Liste des modifications#
Sanctuarisation des crédits de l’autorité judiciaire (Article 1): Les crédits alloués à la justice (juridictions judiciaires et Conseil supérieur de la magistrature) seront regroupés dans deux programmes spécifiques et ne pourront pas être mis en réserve ou annulés, assurant ainsi une meilleure stabilité budgétaire pour la justice.
Durée d’affectation des magistrats (Article 2): Un magistrat ne pourra pas être affecté moins de trois ans ni plus de dix ans dans la même juridiction. Des dérogations sont possibles sur avis motivé du Conseil supérieur de la magistrature pour des raisons personnelles, professionnelles ou pour garantir l’égalité de traitement.
Procédure de changement d’affectation (Article 3): Neuf mois avant la fin de leur dixième année d’exercice, les magistrats devront proposer des affectations dans au moins trois juridictions différentes. Si aucune demande n’est faite, le ministre de la justice proposera des affectations.
Aide à la préparation des décisions pour les jeunes magistrats (Article 4): Les magistrats du siège ayant moins de trois ans d’ancienneté pourront aider à la préparation des décisions pour des affaires complexes, à la demande du président de leur juridiction.

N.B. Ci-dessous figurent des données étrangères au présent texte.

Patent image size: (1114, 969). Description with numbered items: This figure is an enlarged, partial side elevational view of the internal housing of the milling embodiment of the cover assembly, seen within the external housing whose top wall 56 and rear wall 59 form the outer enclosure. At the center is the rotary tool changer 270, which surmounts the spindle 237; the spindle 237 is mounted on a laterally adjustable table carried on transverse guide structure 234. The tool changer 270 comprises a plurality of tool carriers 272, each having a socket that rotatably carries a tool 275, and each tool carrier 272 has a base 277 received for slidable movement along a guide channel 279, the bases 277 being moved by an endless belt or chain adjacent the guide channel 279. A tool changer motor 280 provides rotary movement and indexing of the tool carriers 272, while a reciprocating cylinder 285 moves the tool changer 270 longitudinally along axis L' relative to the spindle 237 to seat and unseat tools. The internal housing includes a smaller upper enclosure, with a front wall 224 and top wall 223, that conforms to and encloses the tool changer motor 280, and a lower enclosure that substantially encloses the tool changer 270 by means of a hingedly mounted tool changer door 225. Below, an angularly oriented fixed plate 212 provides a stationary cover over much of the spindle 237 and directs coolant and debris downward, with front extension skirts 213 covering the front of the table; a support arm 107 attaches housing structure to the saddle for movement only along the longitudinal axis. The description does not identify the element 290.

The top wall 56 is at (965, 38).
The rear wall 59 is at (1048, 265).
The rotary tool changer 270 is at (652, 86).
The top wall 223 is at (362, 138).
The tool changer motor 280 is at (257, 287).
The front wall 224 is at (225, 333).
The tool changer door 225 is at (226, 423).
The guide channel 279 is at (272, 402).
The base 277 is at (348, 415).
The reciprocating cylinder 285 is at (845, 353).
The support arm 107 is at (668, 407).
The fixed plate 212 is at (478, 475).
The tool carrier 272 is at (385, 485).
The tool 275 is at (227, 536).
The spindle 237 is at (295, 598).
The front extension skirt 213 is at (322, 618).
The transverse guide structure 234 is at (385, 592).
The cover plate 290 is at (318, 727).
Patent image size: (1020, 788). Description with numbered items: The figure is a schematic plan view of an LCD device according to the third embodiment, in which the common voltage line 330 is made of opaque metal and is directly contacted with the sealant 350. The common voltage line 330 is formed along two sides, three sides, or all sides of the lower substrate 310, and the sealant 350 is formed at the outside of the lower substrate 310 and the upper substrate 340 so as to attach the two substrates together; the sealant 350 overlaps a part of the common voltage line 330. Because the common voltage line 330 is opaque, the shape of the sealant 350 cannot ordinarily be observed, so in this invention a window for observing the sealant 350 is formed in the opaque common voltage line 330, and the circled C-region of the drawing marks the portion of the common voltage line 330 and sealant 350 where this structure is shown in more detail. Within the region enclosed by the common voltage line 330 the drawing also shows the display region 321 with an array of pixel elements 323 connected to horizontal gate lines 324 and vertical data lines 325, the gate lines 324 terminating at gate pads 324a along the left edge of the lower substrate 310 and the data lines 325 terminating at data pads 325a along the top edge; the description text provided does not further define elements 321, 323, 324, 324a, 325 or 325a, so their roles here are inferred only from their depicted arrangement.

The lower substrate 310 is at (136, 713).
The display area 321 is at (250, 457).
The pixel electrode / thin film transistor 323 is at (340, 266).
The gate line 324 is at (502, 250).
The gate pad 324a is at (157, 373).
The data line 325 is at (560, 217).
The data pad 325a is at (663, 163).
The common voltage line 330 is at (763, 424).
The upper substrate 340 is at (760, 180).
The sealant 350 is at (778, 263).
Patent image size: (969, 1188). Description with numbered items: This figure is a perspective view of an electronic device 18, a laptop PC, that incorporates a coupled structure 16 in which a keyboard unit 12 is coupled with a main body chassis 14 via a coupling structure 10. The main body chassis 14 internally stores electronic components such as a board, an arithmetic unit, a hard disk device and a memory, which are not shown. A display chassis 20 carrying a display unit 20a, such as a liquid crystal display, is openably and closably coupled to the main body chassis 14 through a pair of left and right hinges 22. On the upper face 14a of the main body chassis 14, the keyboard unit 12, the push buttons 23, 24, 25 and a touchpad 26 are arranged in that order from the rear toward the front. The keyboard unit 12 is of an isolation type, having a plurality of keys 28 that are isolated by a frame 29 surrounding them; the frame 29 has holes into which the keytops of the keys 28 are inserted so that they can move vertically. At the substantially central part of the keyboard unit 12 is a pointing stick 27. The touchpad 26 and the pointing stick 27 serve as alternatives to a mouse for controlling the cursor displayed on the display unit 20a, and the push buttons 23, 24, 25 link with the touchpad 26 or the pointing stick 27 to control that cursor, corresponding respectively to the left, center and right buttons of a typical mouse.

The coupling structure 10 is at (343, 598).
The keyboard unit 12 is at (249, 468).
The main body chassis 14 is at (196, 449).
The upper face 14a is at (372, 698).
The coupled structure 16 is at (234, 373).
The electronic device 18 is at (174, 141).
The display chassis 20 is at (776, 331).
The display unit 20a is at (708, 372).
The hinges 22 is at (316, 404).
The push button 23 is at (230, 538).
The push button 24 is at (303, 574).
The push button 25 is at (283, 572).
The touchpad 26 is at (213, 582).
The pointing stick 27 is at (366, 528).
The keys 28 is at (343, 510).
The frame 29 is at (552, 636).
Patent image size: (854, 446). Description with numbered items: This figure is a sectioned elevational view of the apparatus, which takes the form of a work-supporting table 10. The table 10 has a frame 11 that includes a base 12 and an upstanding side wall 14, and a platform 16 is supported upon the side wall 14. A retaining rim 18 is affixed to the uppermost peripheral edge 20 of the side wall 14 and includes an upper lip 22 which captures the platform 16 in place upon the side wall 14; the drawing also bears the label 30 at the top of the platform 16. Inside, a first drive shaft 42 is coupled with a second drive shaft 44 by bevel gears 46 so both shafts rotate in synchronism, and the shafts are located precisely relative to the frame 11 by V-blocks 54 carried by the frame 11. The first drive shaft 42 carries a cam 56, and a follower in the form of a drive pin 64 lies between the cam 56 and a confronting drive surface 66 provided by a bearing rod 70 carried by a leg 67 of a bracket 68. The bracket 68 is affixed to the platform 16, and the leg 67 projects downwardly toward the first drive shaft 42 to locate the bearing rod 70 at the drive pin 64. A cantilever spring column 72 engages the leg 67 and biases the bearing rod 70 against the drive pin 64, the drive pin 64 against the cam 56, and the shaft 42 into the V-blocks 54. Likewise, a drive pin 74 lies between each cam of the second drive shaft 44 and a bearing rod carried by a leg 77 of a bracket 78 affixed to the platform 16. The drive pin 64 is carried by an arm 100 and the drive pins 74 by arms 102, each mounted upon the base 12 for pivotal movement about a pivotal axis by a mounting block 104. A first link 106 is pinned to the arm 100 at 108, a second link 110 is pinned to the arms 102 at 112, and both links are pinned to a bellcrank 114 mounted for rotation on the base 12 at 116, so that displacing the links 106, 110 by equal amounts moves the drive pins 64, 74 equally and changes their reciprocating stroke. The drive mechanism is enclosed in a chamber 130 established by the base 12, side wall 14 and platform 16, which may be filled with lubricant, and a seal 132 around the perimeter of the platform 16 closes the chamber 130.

Critères de nomination des magistrats (Article 5): Les critères de nomination des magistrats sont précisés, notamment pour les présidents de tribunaux, en se référant aux articles 15 et 16 de la loi organique sur le Conseil supérieur de la magistrature.
Formation obligatoire pour les hauts magistrats (Article 6): Les magistrats nommés à des postes de direction (premier président de cour d’appel, procureur général, président de tribunal, procureur de la République) devront suivre une formation spécifique sur l’encadrement, l’animation et la gestion dans les six mois suivant leur prise de fonction.
Nomination des auditeurs de justice en premier poste (Article 7): Les auditeurs de justice jugés aptes pourront être nommés en premier poste auprès d’un magistrat exerçant dans une juridiction spécialisée ou ayant des compétences particulières.
Durée d’exercice des fonctions pour certains magistrats (Articles 8, 9, 10, 11, 12 et 13): Des durées minimales et maximales d’exercice sont introduites ou modifiées pour diverses fonctions de magistrats (par exemple, juges d’instruction, juges des enfants, juges des libertés et de la détention, vice-présidents). Des dérogations sont possibles sur avis motivé du Conseil supérieur de la magistrature.
Déclaration de patrimoine des membres du CSM (Article 14A): Les membres du Conseil supérieur de la magistrature devront déposer une déclaration de situation patrimoniale exhaustive et sincère à leur entrée et à leur sortie de fonction. La Haute Autorité pour la transparence de la vie publique contrôlera ces déclarations et pourra demander des explications ou transmettre les dossiers au parquet en cas de manquement. Des sanctions pénales sont prévues en cas de fausse déclaration ou de non-respect des obligations.
Critères d’appréciation pour les nominations au CSM (Articles 14 et 15): Les critères d’appréciation du Conseil supérieur de la magistrature pour les propositions de nomination des premiers présidents de cour d’appel, présidents de tribunal, procureurs généraux et procureurs de la République sont détaillés. Ces critères incluent les qualités juridictionnelles, l’expérience en gestion, l’aptitude à diriger, à collaborer et à représenter l’institution judiciaire.
Harmonisation terminologique (Articles 16 et 17): Le terme “tribunal de grande instance” est remplacé par “tribunal de première instance” et d’autres ajustements terminologiques sont effectués dans plusieurs articles de l’ordonnance sur le statut de la magistrature et de la loi organique sur le Conseil supérieur de la magistrature.